Rather than a nod to the critically-lambasted replacement for GMTV, the film breathes in the jaded air of American network morning shows.
Against this backdrop of on-air calamity, Rachel McAdams’s perennially-perky producer endures a verbal onslaught from a veteran anchorman, who believes that a job in front of the cameras on morning TV is beneath him.
Becky Fuller (McAdams) is one of the brightest stars at Good Morning New Jersey, but her sterling efforts are rewarded with redundancy.
Unperturbed, the young producer telephones every network searching for a job to the despair of her mother (D’Arbanville), who wants her daughter to give up her dream of working in television.
Thankfully, New York network manager, Jerry Barnes (Goldblum), comes to Becky’s rescue.

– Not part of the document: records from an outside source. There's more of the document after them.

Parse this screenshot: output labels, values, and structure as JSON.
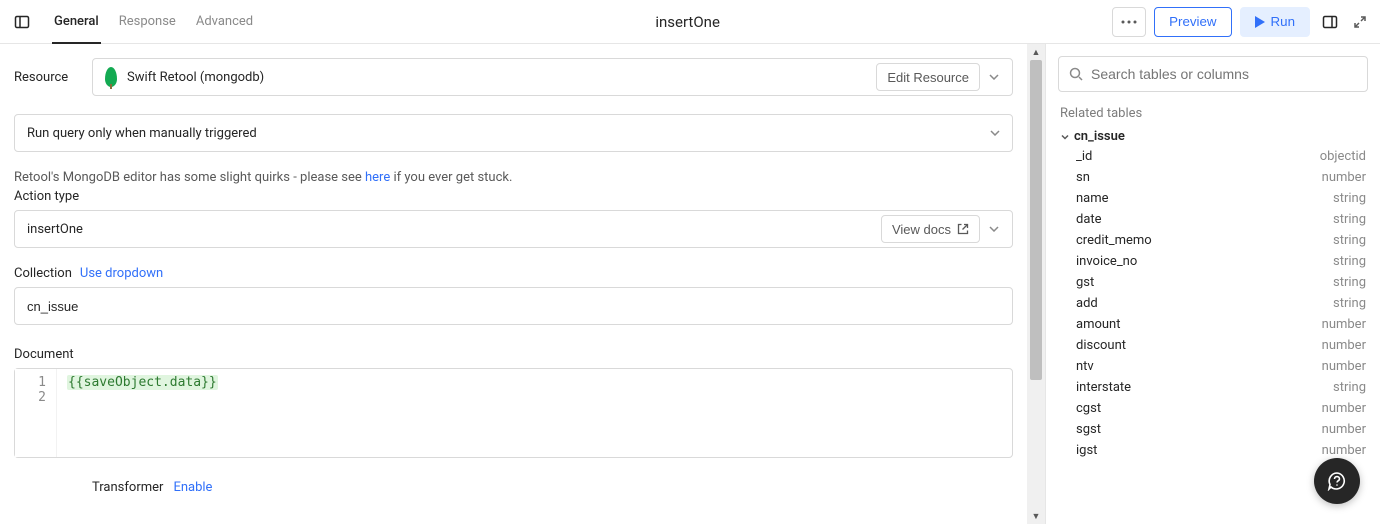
{
  "header": {
    "tabs": [
      "General",
      "Response",
      "Advanced"
    ],
    "active_tab": 0,
    "title": "insertOne",
    "preview_label": "Preview",
    "run_label": "Run"
  },
  "resource": {
    "label": "Resource",
    "name": "Swift Retool (mongodb)",
    "edit_label": "Edit Resource"
  },
  "trigger": {
    "value": "Run query only when manually triggered"
  },
  "hint": {
    "prefix": "Retool's MongoDB editor has some slight quirks - please see ",
    "link": "here",
    "suffix": " if you ever get stuck."
  },
  "action": {
    "label": "Action type",
    "value": "insertOne",
    "view_docs": "View docs"
  },
  "collection": {
    "label": "Collection",
    "use_dropdown": "Use dropdown",
    "value": "cn_issue"
  },
  "document": {
    "label": "Document",
    "lines": [
      "1",
      "2"
    ],
    "code": "{{saveObject.data}}"
  },
  "transformer": {
    "label": "Transformer",
    "enable": "Enable"
  },
  "search": {
    "placeholder": "Search tables or columns"
  },
  "related_label": "Related tables",
  "table": {
    "name": "cn_issue",
    "fields": [
      {
        "name": "_id",
        "type": "objectid"
      },
      {
        "name": "sn",
        "type": "number"
      },
      {
        "name": "name",
        "type": "string"
      },
      {
        "name": "date",
        "type": "string"
      },
      {
        "name": "credit_memo",
        "type": "string"
      },
      {
        "name": "invoice_no",
        "type": "string"
      },
      {
        "name": "gst",
        "type": "string"
      },
      {
        "name": "add",
        "type": "string"
      },
      {
        "name": "amount",
        "type": "number"
      },
      {
        "name": "discount",
        "type": "number"
      },
      {
        "name": "ntv",
        "type": "number"
      },
      {
        "name": "interstate",
        "type": "string"
      },
      {
        "name": "cgst",
        "type": "number"
      },
      {
        "name": "sgst",
        "type": "number"
      },
      {
        "name": "igst",
        "type": "number"
      }
    ]
  }
}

He offers her the poisoned chalice of Daybreak, the station’s breakfast show which ranks a lowly third in the ratings.
Arriving on set, Becky discovers that co-anchors Paul McVee (Burrell) and Colleen Peck (Keaton) are at loggerheads, the tension between them palpable in their broadcasts.

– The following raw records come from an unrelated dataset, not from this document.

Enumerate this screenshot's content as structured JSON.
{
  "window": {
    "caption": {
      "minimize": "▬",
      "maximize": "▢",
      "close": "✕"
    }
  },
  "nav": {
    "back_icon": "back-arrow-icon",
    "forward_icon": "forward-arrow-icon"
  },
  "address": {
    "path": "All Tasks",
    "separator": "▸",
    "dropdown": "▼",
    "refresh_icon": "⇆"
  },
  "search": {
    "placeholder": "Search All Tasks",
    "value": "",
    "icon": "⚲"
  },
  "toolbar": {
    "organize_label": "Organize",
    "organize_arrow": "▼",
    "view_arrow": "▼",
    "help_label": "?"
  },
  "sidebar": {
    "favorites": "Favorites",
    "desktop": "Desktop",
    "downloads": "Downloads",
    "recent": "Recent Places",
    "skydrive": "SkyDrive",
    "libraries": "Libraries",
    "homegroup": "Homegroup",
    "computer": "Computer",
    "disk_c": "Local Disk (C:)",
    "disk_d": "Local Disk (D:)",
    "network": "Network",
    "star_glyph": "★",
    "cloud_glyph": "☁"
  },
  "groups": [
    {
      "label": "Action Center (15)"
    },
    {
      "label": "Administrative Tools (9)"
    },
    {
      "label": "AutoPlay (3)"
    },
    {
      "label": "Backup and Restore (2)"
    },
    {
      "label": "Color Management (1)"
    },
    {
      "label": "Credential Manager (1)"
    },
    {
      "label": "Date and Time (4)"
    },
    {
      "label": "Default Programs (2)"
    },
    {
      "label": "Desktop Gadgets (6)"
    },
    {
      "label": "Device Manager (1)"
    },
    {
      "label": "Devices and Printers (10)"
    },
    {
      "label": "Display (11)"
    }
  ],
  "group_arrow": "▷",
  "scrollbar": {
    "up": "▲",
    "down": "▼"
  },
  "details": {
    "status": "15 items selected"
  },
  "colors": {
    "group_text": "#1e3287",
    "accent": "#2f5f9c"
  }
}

So Becky bravely fires Paul and aggressively pursues Pulitzer Prize-winning journalist Mike Pomeroy (Ford) as a replacement.

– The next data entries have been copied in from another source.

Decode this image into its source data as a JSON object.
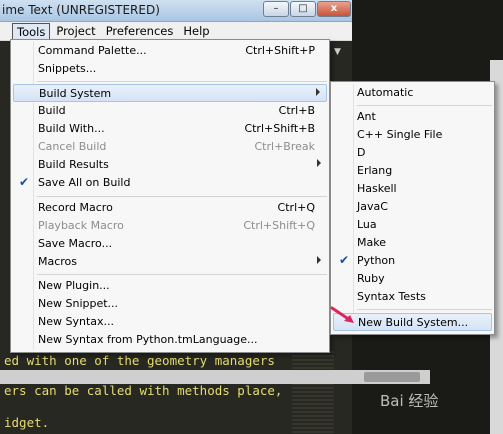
{
  "window": {
    "title": "ime Text (UNREGISTERED)",
    "minimize": "–",
    "maximize": "□",
    "close": "x"
  },
  "menubar": {
    "items": [
      "Tools",
      "Project",
      "Preferences",
      "Help"
    ]
  },
  "tools_menu": {
    "items": [
      {
        "label": "Command Palette...",
        "shortcut": "Ctrl+Shift+P"
      },
      {
        "label": "Snippets..."
      },
      {
        "label": "Build System",
        "submenu": true
      },
      {
        "label": "Build",
        "shortcut": "Ctrl+B"
      },
      {
        "label": "Build With...",
        "shortcut": "Ctrl+Shift+B"
      },
      {
        "label": "Cancel Build",
        "shortcut": "Ctrl+Break",
        "disabled": true
      },
      {
        "label": "Build Results",
        "submenu": true
      },
      {
        "label": "Save All on Build",
        "checked": true
      },
      {
        "label": "Record Macro",
        "shortcut": "Ctrl+Q"
      },
      {
        "label": "Playback Macro",
        "shortcut": "Ctrl+Shift+Q",
        "disabled": true
      },
      {
        "label": "Save Macro...",
        "disabled": false
      },
      {
        "label": "Macros",
        "submenu": true
      },
      {
        "label": "New Plugin..."
      },
      {
        "label": "New Snippet..."
      },
      {
        "label": "New Syntax..."
      },
      {
        "label": "New Syntax from Python.tmLanguage..."
      }
    ]
  },
  "build_system_submenu": {
    "items": [
      {
        "label": "Automatic"
      },
      {
        "label": "Ant"
      },
      {
        "label": "C++ Single File"
      },
      {
        "label": "D"
      },
      {
        "label": "Erlang"
      },
      {
        "label": "Haskell"
      },
      {
        "label": "JavaC"
      },
      {
        "label": "Lua"
      },
      {
        "label": "Make"
      },
      {
        "label": "Python",
        "checked": true
      },
      {
        "label": "Ruby"
      },
      {
        "label": "Syntax Tests"
      },
      {
        "label": "New Build System...",
        "highlighted": true
      }
    ]
  },
  "editor": {
    "lines": [
      "ed with one of the geometry managers",
      "ers can be called with methods place,",
      "idget."
    ],
    "gutter_arrow": "▼"
  },
  "watermark": "Bai 经验",
  "colors": {
    "editor_bg": "#272822",
    "code_text": "#e6db74",
    "menu_bg": "#f7f7f7",
    "highlight": "#d4e3f5",
    "pointer_arrow": "#e0245e"
  }
}
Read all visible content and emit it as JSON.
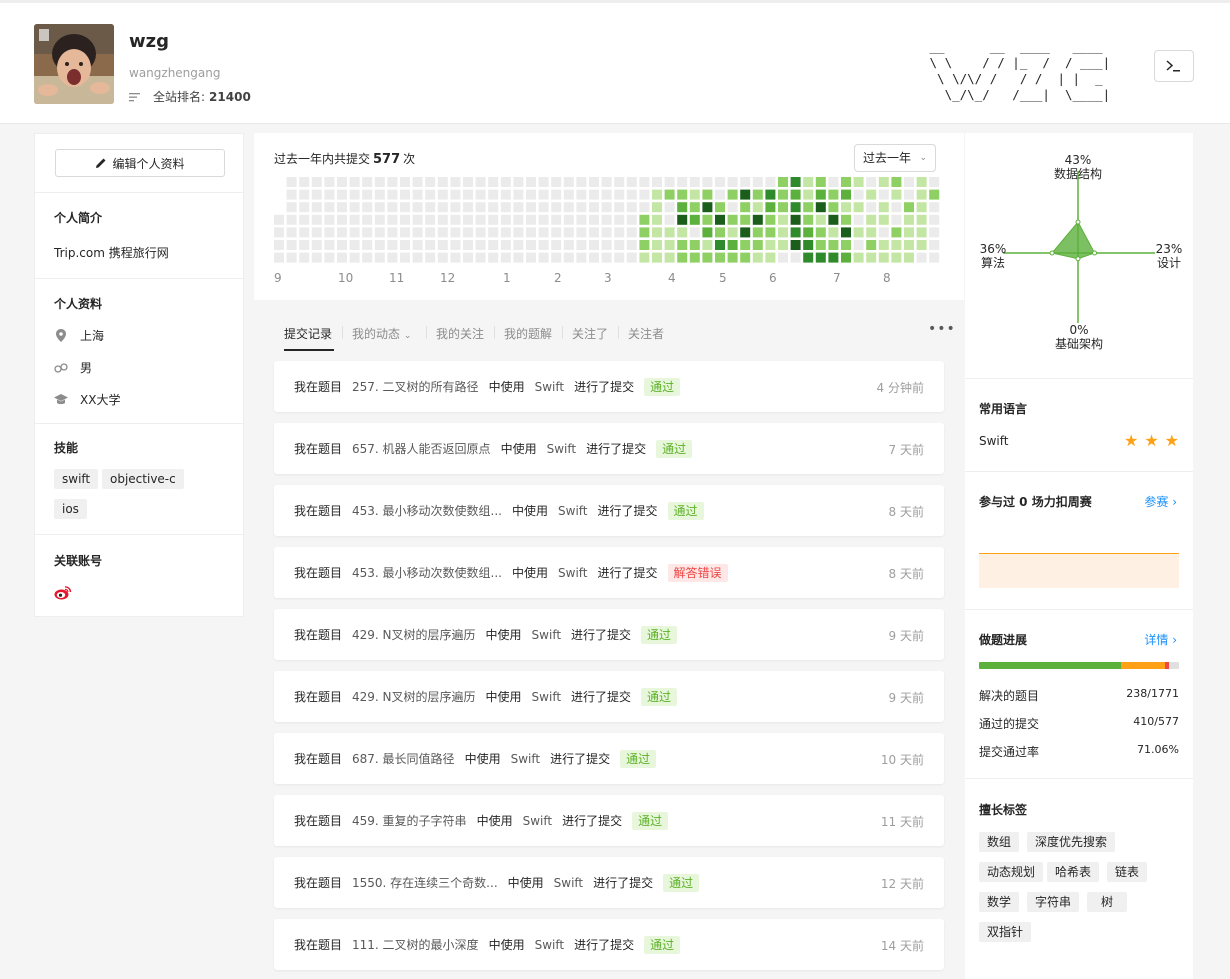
{
  "profile": {
    "name": "wzg",
    "login": "wangzhengang",
    "rank_label": "全站排名:",
    "rank_value": "21400",
    "ascii_logo": [
      " __      __  ____   ____ ",
      " \\ \\    / / |_  /  / ___|",
      "  \\ \\/\\/ /   / /  | |  _ ",
      "   \\_/\\_/   /___|  \\____|"
    ]
  },
  "left": {
    "edit_label": "编辑个人资料",
    "intro_title": "个人简介",
    "intro_text": "Trip.com 携程旅行网",
    "info_title": "个人资料",
    "location": "上海",
    "gender": "男",
    "school": "XX大学",
    "skills_title": "技能",
    "skills": [
      "swift",
      "objective-c",
      "ios"
    ],
    "linked_title": "关联账号"
  },
  "calendar": {
    "prefix": "过去一年内共提交",
    "count": "577",
    "suffix": "次",
    "range_label": "过去一年",
    "months": [
      "9",
      "10",
      "11",
      "12",
      "1",
      "2",
      "3",
      "4",
      "5",
      "6",
      "7",
      "8"
    ],
    "legend_colors": [
      "#ebebeb",
      "#c4e6a4",
      "#8fd064",
      "#5cb03c",
      "#2e8a2a",
      "#1b5e1b"
    ]
  },
  "tabs": [
    "提交记录",
    "我的动态",
    "我的关注",
    "我的题解",
    "关注了",
    "关注者"
  ],
  "submissions": [
    {
      "pre": "我在题目",
      "problem": "257. 二叉树的所有路径",
      "use": "中使用",
      "lang": "Swift",
      "did": "进行了提交",
      "status": "通过",
      "ok": true,
      "time": "4 分钟前"
    },
    {
      "pre": "我在题目",
      "problem": "657. 机器人能否返回原点",
      "use": "中使用",
      "lang": "Swift",
      "did": "进行了提交",
      "status": "通过",
      "ok": true,
      "time": "7 天前"
    },
    {
      "pre": "我在题目",
      "problem": "453. 最小移动次数使数组...",
      "use": "中使用",
      "lang": "Swift",
      "did": "进行了提交",
      "status": "通过",
      "ok": true,
      "time": "8 天前"
    },
    {
      "pre": "我在题目",
      "problem": "453. 最小移动次数使数组...",
      "use": "中使用",
      "lang": "Swift",
      "did": "进行了提交",
      "status": "解答错误",
      "ok": false,
      "time": "8 天前"
    },
    {
      "pre": "我在题目",
      "problem": "429. N叉树的层序遍历",
      "use": "中使用",
      "lang": "Swift",
      "did": "进行了提交",
      "status": "通过",
      "ok": true,
      "time": "9 天前"
    },
    {
      "pre": "我在题目",
      "problem": "429. N叉树的层序遍历",
      "use": "中使用",
      "lang": "Swift",
      "did": "进行了提交",
      "status": "通过",
      "ok": true,
      "time": "9 天前"
    },
    {
      "pre": "我在题目",
      "problem": "687. 最长同值路径",
      "use": "中使用",
      "lang": "Swift",
      "did": "进行了提交",
      "status": "通过",
      "ok": true,
      "time": "10 天前"
    },
    {
      "pre": "我在题目",
      "problem": "459. 重复的子字符串",
      "use": "中使用",
      "lang": "Swift",
      "did": "进行了提交",
      "status": "通过",
      "ok": true,
      "time": "11 天前"
    },
    {
      "pre": "我在题目",
      "problem": "1550. 存在连续三个奇数...",
      "use": "中使用",
      "lang": "Swift",
      "did": "进行了提交",
      "status": "通过",
      "ok": true,
      "time": "12 天前"
    },
    {
      "pre": "我在题目",
      "problem": "111. 二叉树的最小深度",
      "use": "中使用",
      "lang": "Swift",
      "did": "进行了提交",
      "status": "通过",
      "ok": true,
      "time": "14 天前"
    }
  ],
  "radar": {
    "top": {
      "pct": "43%",
      "name": "数据结构",
      "value": 43
    },
    "left": {
      "pct": "36%",
      "name": "算法",
      "value": 36
    },
    "right": {
      "pct": "23%",
      "name": "设计",
      "value": 23
    },
    "bottom": {
      "pct": "0%",
      "name": "基础架构",
      "value": 0
    },
    "fill_color": "#5cb03c"
  },
  "languages": {
    "title": "常用语言",
    "name": "Swift",
    "stars": 3,
    "star_color": "#ffa116"
  },
  "contest": {
    "title": "参与过 0 场力扣周赛",
    "link": "参赛",
    "fill_color": "#fef1e4",
    "line_color": "#ffa116"
  },
  "progress": {
    "title": "做题进展",
    "link": "详情",
    "segments": [
      {
        "name": "easy",
        "fraction": 0.71,
        "color": "#5cb03c"
      },
      {
        "name": "medium",
        "fraction": 0.22,
        "color": "#ffa116"
      },
      {
        "name": "hard",
        "fraction": 0.02,
        "color": "#ef4743"
      }
    ],
    "solved_label": "解决的题目",
    "solved_value": "238/1771",
    "accepted_label": "通过的提交",
    "accepted_value": "410/577",
    "rate_label": "提交通过率",
    "rate_value": "71.06%"
  },
  "tags": {
    "title": "擅长标签",
    "items": [
      "数组",
      "深度优先搜索",
      "动态规划",
      "哈希表",
      "链表",
      "数学",
      "字符串",
      "树",
      "双指针"
    ]
  }
}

The veteran newshound mocks Becky for suggesting he should work on Daybreak: “Half the people who watch the show have lost their remotes, the other half are waiting for their nurse to turn them over!”
However, he eventually puts macho pride to one side and settles into the presenter’s chair alongside Colleen.
Morning Glory is a hoot, distinguished by a scenery-chewing performance from Ford as the revered newsman, who gleefully sparks an on-air spat with his co-host about bangers and mash by sneering, “It’s tough to get between you and a sausage!”
Keaton gives as good as she gets and Matt Molloy is memorable as long-suffering weatherman Ernie, who is forced to deliver reports while tandem skydiving or sitting in the front carriage of a rollercoaster.
McAdams is a tad insipid and her romance with Patrick Wilson’s hunk is a trifle, but when the film is focused on antics in and around the Daybreak studio, we’re laughing uproariously.